Moving onto the form intersections, I think you've done an solid job here - not just in drawing the forms such that they feel cohesive and consistent within the same space, but also in demonstrating that you are indeed entirely capable of applying the ghosting method, at least in your straight lines, and it only reinforces the notion to me that you may have only been applying it for those straight lines, rather than every single mark you draw. But I'll stop beating that dead horse. You've also gotten off to a good start for exploring the intersections themselves - I noticed a number of places where you certainly could have experimented more with how the forms themselves relate to one another in 3D space, but I'd say you did do enough to satisfy the purpose of the exercise. In this regard, the exercise is all about introducing students to the idea of just thinking about how these forms connect, and how those relationships can be defined on the page. It's not about getting them right, not by a long shot - it's fully expected that without prior experience students are going to bungle their intersections all over the place. By making the attempts, however, students plant a seed in their minds that will develop as we continue exploring these concepts throughout the entirety of this course.

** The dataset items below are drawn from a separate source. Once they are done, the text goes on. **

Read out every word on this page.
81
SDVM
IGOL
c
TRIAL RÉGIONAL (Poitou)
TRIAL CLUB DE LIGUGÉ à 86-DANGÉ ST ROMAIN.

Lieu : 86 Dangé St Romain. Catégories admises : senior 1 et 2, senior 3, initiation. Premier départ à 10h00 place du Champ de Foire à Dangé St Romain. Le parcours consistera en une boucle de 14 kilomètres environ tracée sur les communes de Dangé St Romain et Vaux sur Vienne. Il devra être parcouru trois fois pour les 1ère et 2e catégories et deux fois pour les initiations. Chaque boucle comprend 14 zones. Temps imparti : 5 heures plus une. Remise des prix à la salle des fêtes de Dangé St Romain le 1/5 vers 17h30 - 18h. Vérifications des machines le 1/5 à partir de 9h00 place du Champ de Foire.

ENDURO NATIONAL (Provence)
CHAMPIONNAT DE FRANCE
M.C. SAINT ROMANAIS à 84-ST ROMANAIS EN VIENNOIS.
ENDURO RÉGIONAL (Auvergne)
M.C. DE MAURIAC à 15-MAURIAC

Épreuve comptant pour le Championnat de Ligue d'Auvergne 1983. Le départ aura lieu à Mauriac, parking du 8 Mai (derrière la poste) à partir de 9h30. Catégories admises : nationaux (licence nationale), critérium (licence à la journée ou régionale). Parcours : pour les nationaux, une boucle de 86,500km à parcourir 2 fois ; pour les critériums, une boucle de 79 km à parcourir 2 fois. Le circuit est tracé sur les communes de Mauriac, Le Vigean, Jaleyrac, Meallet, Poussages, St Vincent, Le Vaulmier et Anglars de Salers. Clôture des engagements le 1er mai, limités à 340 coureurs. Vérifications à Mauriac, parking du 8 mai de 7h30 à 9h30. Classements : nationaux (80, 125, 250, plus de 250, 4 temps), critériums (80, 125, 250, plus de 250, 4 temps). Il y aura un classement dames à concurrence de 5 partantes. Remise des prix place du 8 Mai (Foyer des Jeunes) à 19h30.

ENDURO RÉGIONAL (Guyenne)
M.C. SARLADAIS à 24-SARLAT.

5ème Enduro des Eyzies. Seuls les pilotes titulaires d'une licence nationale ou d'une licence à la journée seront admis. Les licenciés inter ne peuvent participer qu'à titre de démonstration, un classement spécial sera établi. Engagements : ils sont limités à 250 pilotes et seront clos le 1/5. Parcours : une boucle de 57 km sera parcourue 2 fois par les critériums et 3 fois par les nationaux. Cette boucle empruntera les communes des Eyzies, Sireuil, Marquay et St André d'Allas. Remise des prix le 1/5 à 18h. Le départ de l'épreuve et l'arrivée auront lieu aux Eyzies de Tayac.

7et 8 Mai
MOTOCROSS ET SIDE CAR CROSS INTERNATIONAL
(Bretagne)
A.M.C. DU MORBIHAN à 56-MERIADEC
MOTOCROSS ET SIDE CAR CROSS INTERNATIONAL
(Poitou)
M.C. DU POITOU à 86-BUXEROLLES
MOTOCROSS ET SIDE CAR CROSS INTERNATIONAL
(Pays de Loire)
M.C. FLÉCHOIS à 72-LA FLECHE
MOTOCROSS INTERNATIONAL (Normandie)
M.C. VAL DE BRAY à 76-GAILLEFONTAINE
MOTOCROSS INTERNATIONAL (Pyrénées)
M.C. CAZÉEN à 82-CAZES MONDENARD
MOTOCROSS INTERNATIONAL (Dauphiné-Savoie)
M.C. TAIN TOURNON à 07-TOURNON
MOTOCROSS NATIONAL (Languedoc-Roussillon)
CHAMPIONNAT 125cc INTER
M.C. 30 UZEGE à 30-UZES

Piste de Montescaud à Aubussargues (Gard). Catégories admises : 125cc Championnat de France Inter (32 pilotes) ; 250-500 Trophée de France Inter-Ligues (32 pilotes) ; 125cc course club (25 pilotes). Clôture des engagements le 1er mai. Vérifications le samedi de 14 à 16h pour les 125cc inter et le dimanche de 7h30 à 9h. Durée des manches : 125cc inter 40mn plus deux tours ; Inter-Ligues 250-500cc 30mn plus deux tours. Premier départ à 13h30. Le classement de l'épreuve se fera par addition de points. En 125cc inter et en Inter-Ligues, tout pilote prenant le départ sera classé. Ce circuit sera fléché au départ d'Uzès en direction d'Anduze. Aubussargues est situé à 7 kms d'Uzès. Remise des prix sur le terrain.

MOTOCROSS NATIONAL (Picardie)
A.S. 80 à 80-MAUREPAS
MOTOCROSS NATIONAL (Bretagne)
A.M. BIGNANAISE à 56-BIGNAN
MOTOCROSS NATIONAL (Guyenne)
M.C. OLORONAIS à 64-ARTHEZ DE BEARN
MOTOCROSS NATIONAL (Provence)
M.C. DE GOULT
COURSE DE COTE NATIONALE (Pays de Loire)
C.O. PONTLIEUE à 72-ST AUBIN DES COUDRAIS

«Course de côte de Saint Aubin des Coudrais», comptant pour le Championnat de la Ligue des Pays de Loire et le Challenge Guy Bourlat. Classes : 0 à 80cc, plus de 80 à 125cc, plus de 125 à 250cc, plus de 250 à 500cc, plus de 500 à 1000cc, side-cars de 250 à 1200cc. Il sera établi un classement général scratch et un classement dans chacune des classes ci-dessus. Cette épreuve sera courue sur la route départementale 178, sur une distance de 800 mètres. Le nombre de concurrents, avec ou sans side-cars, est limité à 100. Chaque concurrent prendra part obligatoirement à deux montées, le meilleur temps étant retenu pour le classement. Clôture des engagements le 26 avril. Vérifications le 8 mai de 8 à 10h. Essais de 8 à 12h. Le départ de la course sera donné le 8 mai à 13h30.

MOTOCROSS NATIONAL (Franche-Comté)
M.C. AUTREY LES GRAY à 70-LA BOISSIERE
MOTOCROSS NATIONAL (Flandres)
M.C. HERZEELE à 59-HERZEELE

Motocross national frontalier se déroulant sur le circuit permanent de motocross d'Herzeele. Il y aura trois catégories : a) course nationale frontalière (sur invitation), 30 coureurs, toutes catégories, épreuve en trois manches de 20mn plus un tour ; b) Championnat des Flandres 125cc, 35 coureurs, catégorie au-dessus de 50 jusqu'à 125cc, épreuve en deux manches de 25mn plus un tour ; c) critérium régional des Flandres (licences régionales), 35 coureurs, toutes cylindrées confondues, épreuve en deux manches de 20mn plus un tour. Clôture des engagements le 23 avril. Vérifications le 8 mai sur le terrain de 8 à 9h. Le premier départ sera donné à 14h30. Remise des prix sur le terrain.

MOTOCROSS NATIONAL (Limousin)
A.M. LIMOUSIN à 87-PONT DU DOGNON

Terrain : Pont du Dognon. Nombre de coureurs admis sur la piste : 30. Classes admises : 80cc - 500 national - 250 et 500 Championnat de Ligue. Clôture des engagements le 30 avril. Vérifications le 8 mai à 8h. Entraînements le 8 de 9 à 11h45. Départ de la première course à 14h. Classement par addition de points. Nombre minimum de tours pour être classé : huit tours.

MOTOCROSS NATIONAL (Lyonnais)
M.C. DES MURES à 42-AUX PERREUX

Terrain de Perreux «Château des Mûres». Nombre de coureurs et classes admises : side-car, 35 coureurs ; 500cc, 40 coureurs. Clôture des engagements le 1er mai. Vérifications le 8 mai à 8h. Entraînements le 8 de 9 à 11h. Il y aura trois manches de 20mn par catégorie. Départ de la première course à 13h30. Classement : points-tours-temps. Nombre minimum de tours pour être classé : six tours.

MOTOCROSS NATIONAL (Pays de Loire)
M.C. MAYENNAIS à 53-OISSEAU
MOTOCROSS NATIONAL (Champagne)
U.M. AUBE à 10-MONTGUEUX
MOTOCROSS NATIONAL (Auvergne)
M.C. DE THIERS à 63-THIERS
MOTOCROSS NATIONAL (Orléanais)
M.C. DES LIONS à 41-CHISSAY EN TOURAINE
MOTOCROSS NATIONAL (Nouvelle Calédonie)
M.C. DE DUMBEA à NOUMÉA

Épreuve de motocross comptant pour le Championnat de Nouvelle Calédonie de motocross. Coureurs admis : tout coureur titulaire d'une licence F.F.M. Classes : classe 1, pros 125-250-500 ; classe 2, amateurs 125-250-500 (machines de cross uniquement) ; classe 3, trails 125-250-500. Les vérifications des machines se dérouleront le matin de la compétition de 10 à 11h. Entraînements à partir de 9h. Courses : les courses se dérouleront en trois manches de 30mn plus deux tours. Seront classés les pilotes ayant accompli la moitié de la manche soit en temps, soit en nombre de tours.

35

Lastly, your organic intersections are coming along well, in that you're drawing the forms such that they clearly define how the forms interact with one another in 3D space, rather than as a stack of flat shapes, and you've introduced a good sense of gravity in how they slump and sag over one another. Aside from the somewhat more hesitant linework however, there is one major issue that you need to keep in mind: in this exercise, and really throughout this entire course, drawing every form in its entirety (regardless of whether another form overlaps it) is critical. Drawing each form to completion allows us to understand how they each sit in 3D space, and how they relate to one another within that space. Allowing them to get cut off where they're overlapped by another form merely reinforces our own understanding of these forms as flat shapes. Be sure to keep that in mind - I know you did draw a bunch of them in their entirety, but when reading the top of the stacks you tended to avoid those kinds of overlaps.

So! Overall you're definitely showing a good grasp of the instructions of each exercise, but you absolutely need to work on your execution of non-straight lines. Getting used to using the ghosting method for all these different kinds of marks, as well as executing them from your shoulder, will be quite valuable in improving your results.

I'll go ahead and mark this lesson as complete, and leave you to continue practicing that on your own (as part of your warmups), and in the next lesson.

Next Steps:

Feel free to move onto lesson 3.

This critique marks this lesson as complete.
11:24 PM, Monday August 24th 2020

Thank you for your thorough critique. I'll try hard to use my shoulder and ghost my curved lines. Perhaps the exercise of drawing a curve and then replicating it would be helpful. Now I want to try doing curly hair again!